As other retail formats struggle to keep vacancies in check, regional mall owners are aiming to take advantage of current market conditions to siphon off tenants.

Over the past 12 months, retailers that have traditionally operated freestanding stores or taken locations in power and lifestyle centers have increasingly signed leases at enclosed regional malls, say four property owners and three consultants Retail Traffic spoke to. If the trend continues, it could help regional malls remain retail mainstays in their trade areas, these sources say.
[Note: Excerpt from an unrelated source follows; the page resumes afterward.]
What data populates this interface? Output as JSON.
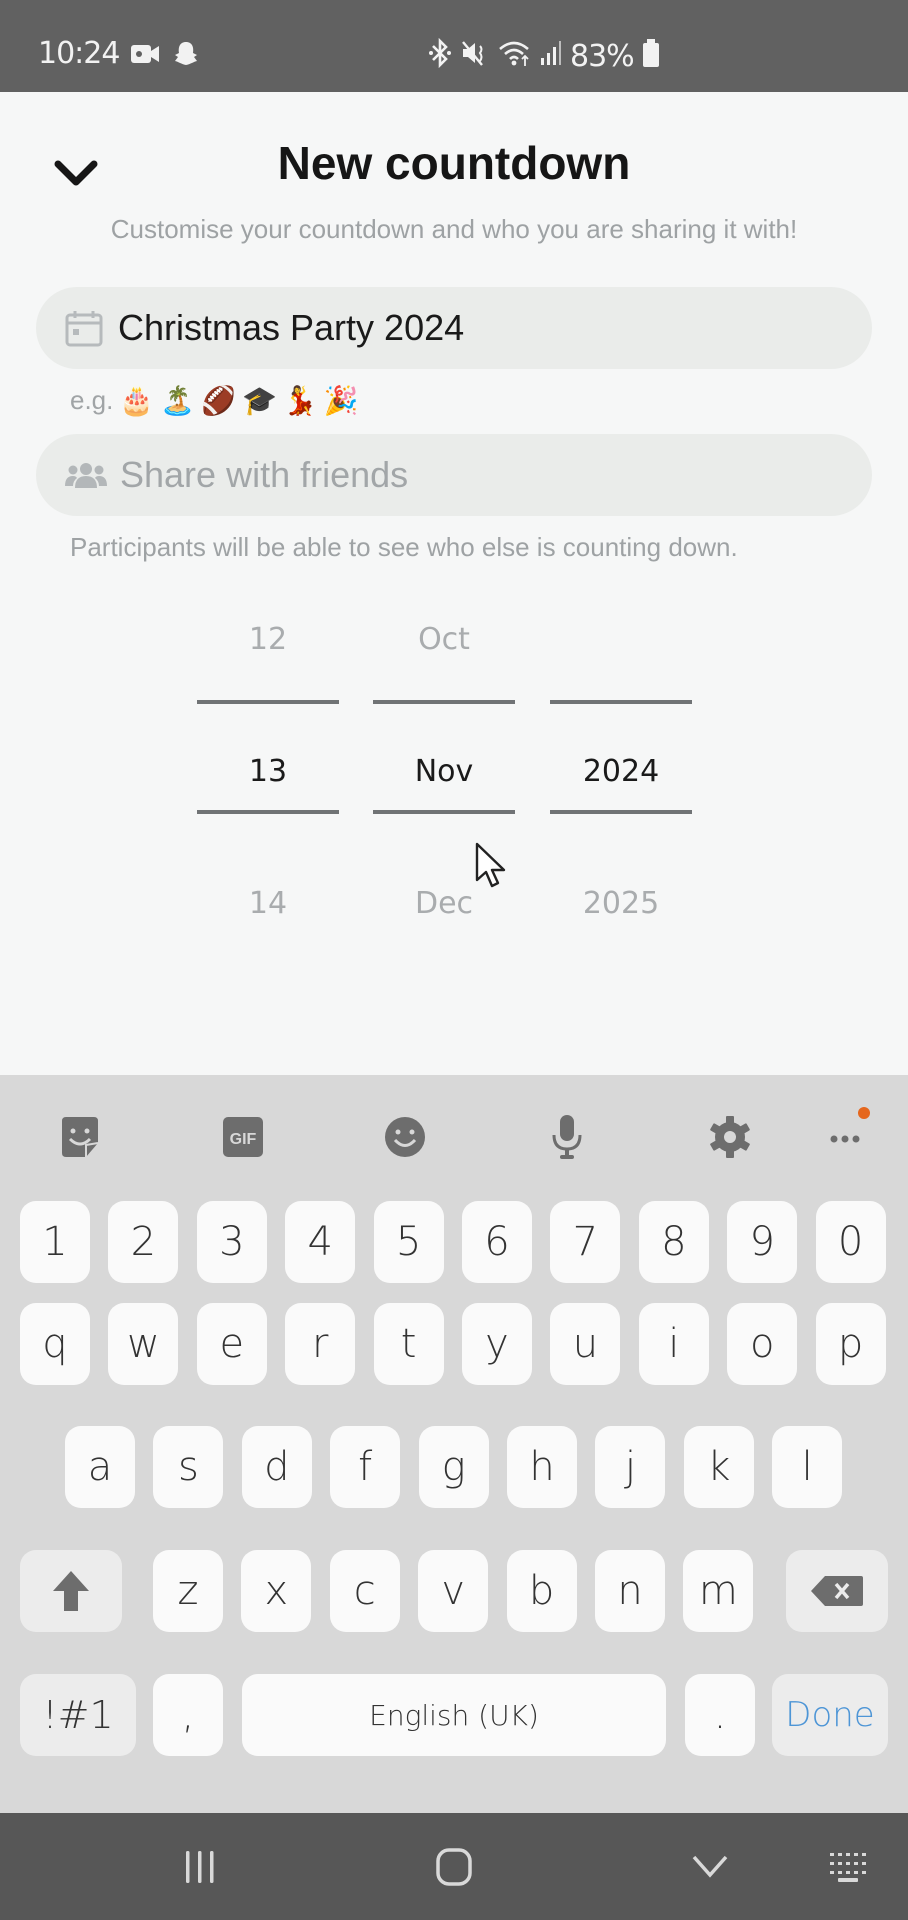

This coming October, for example, CBL & Associates Properties Inc., a Chattanooga, Tenn.-based REIT, will welcome a 46,500-square-foot Dick’s Sporting Goods store to its Layton Hills Mall in Layton, Utah. The retailer will take over a space vacated by Mervyn’s in December 2008. Meanwhile, Bed Bath & Beyond is currently hiring employees for its soon-to-open store at General Growth Properties’ Rogue Valley Mall in Medford, Ore. And Simon Property Group expects to open a 23,000-square-foot Container Store at its SouthPark mall in Charlotte, N.C. in the fall.

All of these retailers have operated in malls before, but typically have preferred freestanding locations or spots in neighborhood and power centers. A unique combination of market forces has made it an opportune time to expand into regional malls, according to Jeff Green, president of Jeff Green Partners, a Phoenix, Ariz.-based real estate consulting firm.